Comment ont réagi vos employeurs ?

HB : Honnêtement, je ne souhaite pas parler de cela. Ils savent que je suis quelqu’un d’honnête et ils sont dans une position difficile. Ce que je peux vous dire c’est que je les ai informés une fois que je suis allée porter plainte.

Lors d’une confrontation dans les bureaux de la gendarmerie de Bouskoura, Omar Radi a dit que c’était une relation consentie ?

C’est ce que les bourreaux disent pour salir leurs victimes. Sur Facebook, il parle de « piège » et de « machination » pour se faire passer pour une victime mais la victime, c’est moi et pas Omar Radi. Vous croyez que j’aurais répondu à son sms si je voulais le « piéger » ? Que j’aurais pris le risque qu’il y ait un témoin en la personne de IS qui est son ami et qui dira ce qu’il faudra pour le couvrir ? Si c’était une machination, la première chose que j’aurais faite est de crier pour que toutes les personnes dans la maison se réveillent et soient témoins de cela. Il était en train de me violer en pensant que je ne dirais rien ou peut-être que je n’attendais que cela. C’est juste sale et dégoûtant.

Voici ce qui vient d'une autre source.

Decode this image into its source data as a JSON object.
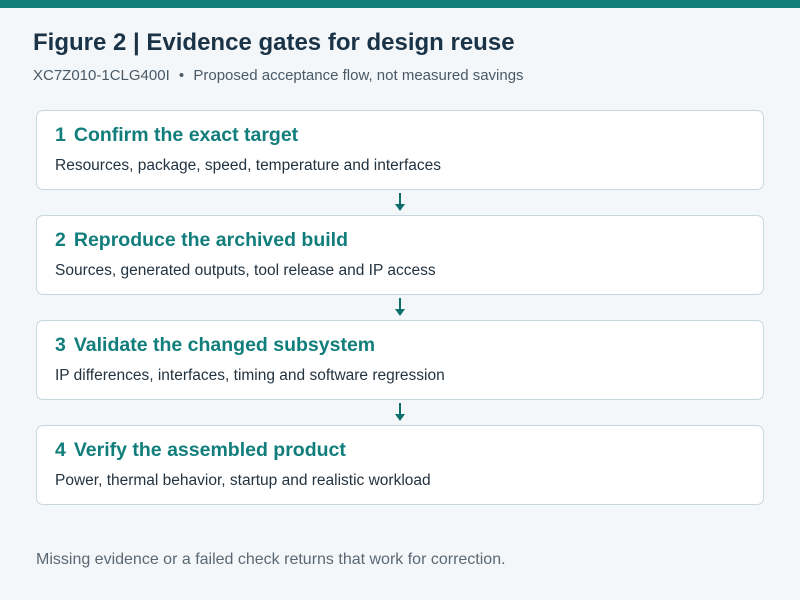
{
  "title": "Figure 2 | Evidence gates for design reuse",
  "subtitle": {
    "part_number": "XC7Z010-1CLG400I",
    "separator": "•",
    "note": "Proposed acceptance flow, not measured savings"
  },
  "stages": [
    {
      "number": "1",
      "title": "Confirm the exact target",
      "description": "Resources, package, speed, temperature and interfaces"
    },
    {
      "number": "2",
      "title": "Reproduce the archived build",
      "description": "Sources, generated outputs, tool release and IP access"
    },
    {
      "number": "3",
      "title": "Validate the changed subsystem",
      "description": "IP differences, interfaces, timing and software regression"
    },
    {
      "number": "4",
      "title": "Verify the assembled product",
      "description": "Power, thermal behavior, startup and realistic workload"
    }
  ],
  "footer": "Missing evidence or a failed check returns that work for correction.",
  "colors": {
    "accent": "#117e7c",
    "arrow": "#0e6f6c",
    "title_text": "#1b3347",
    "background": "#f3f7fa",
    "card_border": "#c9d6de"
  },
  "icons": {
    "connector": "arrow-down-icon"
  }
}
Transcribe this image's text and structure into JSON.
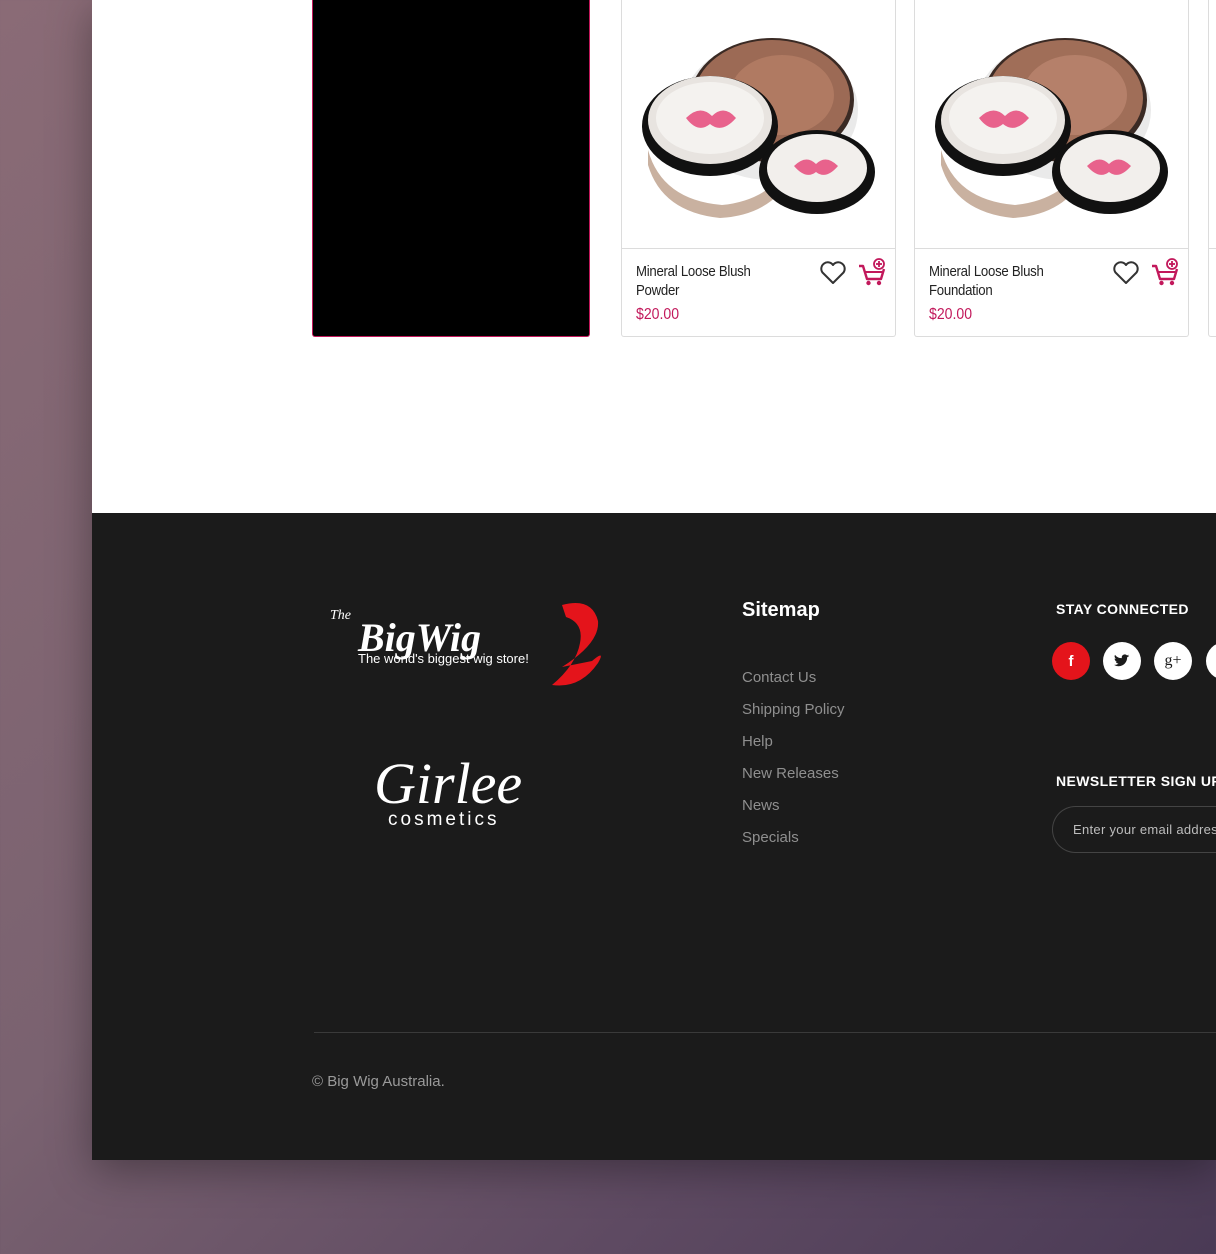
{
  "products": [
    {
      "title": "Mineral Loose Blush Powder",
      "price": "$20.00"
    },
    {
      "title": "Mineral Loose Blush Foundation",
      "price": "$20.00"
    }
  ],
  "colors": {
    "accent": "#c2185b",
    "footer_bg": "#1b1b1b",
    "facebook": "#e4141b"
  },
  "footer": {
    "logo_bigwig": {
      "the": "The",
      "brand": "BigWig",
      "tagline": "The world's biggest wig store!"
    },
    "logo_girlee": {
      "brand": "Girlee",
      "sub": "cosmetics"
    },
    "sitemap_title": "Sitemap",
    "sitemap_links": [
      "Contact Us",
      "Shipping Policy",
      "Help",
      "New Releases",
      "News",
      "Specials"
    ],
    "stay_connected": "STAY CONNECTED",
    "social_icons": [
      "facebook-icon",
      "twitter-icon",
      "google-plus-icon",
      "social-icon"
    ],
    "social_glyphs": {
      "facebook": "f",
      "google": "g+"
    },
    "newsletter_title": "NEWSLETTER SIGN UP",
    "email_placeholder": "Enter your email address",
    "copyright": "© Big Wig Australia."
  }
}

Avez-vous des craintes après le dépôt de cette plainte ?

 HB : Oui, bien sûr. J’ai très peur, j’ai une boule au ventre qui ne me quitte plus et si j’arrive encore à me lever chaque matin et mettre un pied devant l’autre pour avancer, c’est grâce à Dieu. J’ai peur aussi de certaines réactions. J’ai été choquée et bouleversée par l’attitude de l’Association marocaine des droits de l’homme (AMDH). Je suis allée les voir pour solliciter leur soutien. L’avocat de l’association m’a fait subir un véritable interrogatoire à charge. Il a essayé de m’amener à dire que c’était une relation consentie. Je me suis sentie jugée et salie comme s’il m’avait craché dessus, comme si j’étais une moins que rien. Et comme si ça ne suffisait pas, l’AMDH a dénoncé la victime auprès de son bourreau. Vous avez lu le post de Omar Radi sur Facebook ? Il dit que l’association l’a alerté. Je suis sidérée par cela et mes avocats également. Je pensais que j’y serais protégée, comme quand on va chez le médecin, qu’il y a un secret professionnel à respecter. Si j’avais su, je n’y serais jamais allée.

Quel est votre état d’esprit aujourd’hui ?

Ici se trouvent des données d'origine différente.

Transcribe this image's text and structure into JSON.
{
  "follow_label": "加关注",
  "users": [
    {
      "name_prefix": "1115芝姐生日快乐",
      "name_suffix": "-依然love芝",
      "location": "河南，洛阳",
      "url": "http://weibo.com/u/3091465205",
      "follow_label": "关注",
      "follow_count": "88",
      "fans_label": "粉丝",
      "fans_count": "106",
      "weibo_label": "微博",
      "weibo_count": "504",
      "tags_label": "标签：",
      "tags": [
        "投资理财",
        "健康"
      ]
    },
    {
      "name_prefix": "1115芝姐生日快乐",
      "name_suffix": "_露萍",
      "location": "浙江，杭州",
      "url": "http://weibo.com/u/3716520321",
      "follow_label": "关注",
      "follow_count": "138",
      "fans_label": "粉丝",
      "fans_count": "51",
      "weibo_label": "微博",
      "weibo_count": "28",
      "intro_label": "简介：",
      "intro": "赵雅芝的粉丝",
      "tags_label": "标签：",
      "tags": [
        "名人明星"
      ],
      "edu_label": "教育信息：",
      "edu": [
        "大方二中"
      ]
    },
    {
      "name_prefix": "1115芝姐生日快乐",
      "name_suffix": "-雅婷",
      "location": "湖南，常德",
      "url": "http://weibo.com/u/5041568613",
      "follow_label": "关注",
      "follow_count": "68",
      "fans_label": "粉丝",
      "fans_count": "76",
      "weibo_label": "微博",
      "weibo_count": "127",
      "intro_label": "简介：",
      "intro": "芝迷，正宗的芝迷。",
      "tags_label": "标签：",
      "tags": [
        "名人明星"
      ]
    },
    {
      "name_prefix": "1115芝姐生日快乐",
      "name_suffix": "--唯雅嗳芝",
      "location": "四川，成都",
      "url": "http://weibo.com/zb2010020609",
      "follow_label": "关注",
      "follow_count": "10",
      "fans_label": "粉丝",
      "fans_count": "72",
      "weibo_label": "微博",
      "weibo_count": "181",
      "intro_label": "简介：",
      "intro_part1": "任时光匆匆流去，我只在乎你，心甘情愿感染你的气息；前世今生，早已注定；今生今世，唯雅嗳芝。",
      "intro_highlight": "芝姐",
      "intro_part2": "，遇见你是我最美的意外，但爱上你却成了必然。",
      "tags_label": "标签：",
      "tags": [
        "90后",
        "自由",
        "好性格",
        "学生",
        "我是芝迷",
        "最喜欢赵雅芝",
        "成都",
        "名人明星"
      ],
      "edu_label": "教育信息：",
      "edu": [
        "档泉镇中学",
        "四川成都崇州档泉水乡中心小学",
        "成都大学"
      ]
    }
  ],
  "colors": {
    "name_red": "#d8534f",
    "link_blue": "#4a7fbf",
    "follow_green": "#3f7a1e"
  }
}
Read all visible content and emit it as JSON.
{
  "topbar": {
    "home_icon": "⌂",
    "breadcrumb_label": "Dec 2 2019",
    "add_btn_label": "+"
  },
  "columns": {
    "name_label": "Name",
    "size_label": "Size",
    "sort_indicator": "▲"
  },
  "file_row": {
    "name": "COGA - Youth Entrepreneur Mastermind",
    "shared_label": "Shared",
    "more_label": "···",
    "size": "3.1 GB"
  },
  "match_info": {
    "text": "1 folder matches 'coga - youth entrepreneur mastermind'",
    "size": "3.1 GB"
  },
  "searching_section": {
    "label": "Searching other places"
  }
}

 HB : je ne vais pas bien. Qui pourrait l’être dans une telle situation ? Je souffre beaucoup et je vais entamer une thérapie pour tenter de surmonter cela. C’est très éprouvant et heureusement que ma famille est là pour moi. Ce soutien est très important car je sais que le contexte de cette affaire va compliquer les choses et qu’on fera tout pour me discréditer et faire pression sur moi. Mais cela m’est égal, je me défendrai.

C’est vraiment très douloureux d’en parler car j’ai été violée par un collègue que je respectais et que je soutenais. Si des femmes subissent le même sort que moi, elles ne doivent pas avoir honte ou avoir peur du jugement et du regard des autres ou se dire « hchouma », elles doivent parler. C’est en tout cas ce que moi j’ai décidé de faire. Quel que soit le prix à payer, je ne me tairai pas.

 

*Bien que la plaignante ait directement communiqué sur les réseaux sociaux son identité depuis cette interview, Atlasinfo.fr a fait le choix pour des raisons éthiques et déontologiques de ne pas révéler son identité tant que l’instruction suit son cours.

*Nous sommes en possession des captations des échanges entre HB et Omar Radi sur plusieurs jours. L’instruction étant toujours en cours et ces éléments étant contenus dans le dossier, Atlasinfo.fr ne les publiera pas.